Lembro que foi no ano da copa de 74, a escola em que eu estudava iria formar uma fanfarra. O professor responsável reuniu todos os alunos interessados no pátio, quase metade da escola, e então, após dizer a sala em que se encontravam os instrumentos, deu o sinal para correria insana. Lembro que fiquei com o surdo mais desprezado, mas estava em melhor condição que os garotos que ficaram sem instrumento e os que ficaram machucados. Um menino foi queixar-se do critério adotado, dizendo que alguns alunos, avisados antecipadamente já se encontravam na porta da sala, ao que o professor respondeu – O mundo é dos espertos! No fundo, todos sabíamos que o garoto estava certo, mas ninguém tomou sua defesa.
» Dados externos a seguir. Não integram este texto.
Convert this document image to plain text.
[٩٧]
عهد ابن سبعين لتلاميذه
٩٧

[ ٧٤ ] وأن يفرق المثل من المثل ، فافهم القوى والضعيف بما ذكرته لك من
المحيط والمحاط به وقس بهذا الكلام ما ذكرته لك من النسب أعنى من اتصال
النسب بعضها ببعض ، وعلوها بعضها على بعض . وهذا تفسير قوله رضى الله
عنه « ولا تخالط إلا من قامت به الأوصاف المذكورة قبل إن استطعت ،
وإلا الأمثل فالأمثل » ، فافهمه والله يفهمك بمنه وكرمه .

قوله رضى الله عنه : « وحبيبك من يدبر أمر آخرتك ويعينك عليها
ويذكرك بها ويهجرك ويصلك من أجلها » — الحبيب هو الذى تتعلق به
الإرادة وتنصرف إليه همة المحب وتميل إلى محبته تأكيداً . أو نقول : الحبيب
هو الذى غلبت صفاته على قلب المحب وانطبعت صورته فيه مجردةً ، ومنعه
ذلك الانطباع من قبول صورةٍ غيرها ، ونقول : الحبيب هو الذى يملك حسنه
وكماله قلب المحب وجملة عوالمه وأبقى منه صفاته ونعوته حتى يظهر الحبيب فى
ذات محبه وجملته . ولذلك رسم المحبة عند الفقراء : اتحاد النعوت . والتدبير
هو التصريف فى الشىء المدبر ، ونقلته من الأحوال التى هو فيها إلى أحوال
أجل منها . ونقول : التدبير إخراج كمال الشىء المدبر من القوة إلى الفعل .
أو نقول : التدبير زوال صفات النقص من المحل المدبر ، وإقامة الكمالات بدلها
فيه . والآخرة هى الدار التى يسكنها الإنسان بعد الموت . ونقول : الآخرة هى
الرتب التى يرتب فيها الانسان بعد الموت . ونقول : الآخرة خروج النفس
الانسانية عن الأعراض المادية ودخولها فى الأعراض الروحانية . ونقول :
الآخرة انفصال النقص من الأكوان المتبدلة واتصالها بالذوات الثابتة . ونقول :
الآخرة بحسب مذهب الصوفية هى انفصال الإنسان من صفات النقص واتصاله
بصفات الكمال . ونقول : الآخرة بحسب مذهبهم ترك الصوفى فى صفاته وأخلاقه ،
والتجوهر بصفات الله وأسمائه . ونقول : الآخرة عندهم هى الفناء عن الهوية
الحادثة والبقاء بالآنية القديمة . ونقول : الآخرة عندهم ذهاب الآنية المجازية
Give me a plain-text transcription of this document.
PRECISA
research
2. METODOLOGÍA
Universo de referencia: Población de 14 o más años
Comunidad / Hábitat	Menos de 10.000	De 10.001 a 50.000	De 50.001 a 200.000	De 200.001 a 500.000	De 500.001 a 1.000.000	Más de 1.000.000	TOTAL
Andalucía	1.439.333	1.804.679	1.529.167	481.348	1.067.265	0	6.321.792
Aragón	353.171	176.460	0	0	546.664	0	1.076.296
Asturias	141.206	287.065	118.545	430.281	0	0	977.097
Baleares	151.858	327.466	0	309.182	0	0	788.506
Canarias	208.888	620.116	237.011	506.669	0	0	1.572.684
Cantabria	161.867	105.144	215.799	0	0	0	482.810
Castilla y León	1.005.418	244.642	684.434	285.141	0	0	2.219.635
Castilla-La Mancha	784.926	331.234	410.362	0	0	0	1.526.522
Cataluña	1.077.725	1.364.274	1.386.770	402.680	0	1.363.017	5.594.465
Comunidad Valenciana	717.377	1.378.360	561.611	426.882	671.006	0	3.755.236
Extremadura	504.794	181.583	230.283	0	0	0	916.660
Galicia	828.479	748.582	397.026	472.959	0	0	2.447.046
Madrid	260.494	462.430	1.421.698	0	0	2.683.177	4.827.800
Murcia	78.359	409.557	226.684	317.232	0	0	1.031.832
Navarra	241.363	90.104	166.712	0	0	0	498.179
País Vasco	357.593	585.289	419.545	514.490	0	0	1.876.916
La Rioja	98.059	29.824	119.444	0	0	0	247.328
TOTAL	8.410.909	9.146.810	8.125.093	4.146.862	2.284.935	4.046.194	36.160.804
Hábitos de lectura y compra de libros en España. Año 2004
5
      Passados seis mundiais, assistindo ao jogo Brasil x Turquia, lembrei-me do episódio. Alguns comentaristas elogiaram Rivaldo, Luizão e a malandragem brasileira, a encenação, o mundo dos espertos.

      A gente vive fazendo sugestões pra gente mesmo, nas quais queremos acreditar. Assim, quero crer que o bom futebol é feito de dribles desconcertantes, passes perfeitos, jogadas geniais e gols, e que encenação é com o teatro. E por falar em teatro, fui assistir ao espetáculo Hotel Lancaster, em cartaz no teatro NEXT. O texto não é lá grande coisa, a não ser por nos lembrar o envolvimento da polícia com o mundo das drogas. Um personagem aproveita-se da sua condição de policial para extorquir traficantes e viciados, praticando toda sorte de violência, e diz querer "discrição", coisa de cara esperto, porque a esperteza está em cometer um crime, delito ou qualquer ato que prejudique outrem sem ser apanhado, sem sofrer a punição, sem ter o troco. Talvez seja essa mesma idéia que mova os malandros que promovem os roubos ao INSS, desfalques em Sindicatos, os cartolas com suas manobras e outros espertos.

      Ocorre que nestes atos de "esperteza" sempre há um lado prejudicado, alguém que não acha tão engraçado. Então, resta saber se continuaremos a elogiar a malandragem, quando esta for praticada contra o Brasil.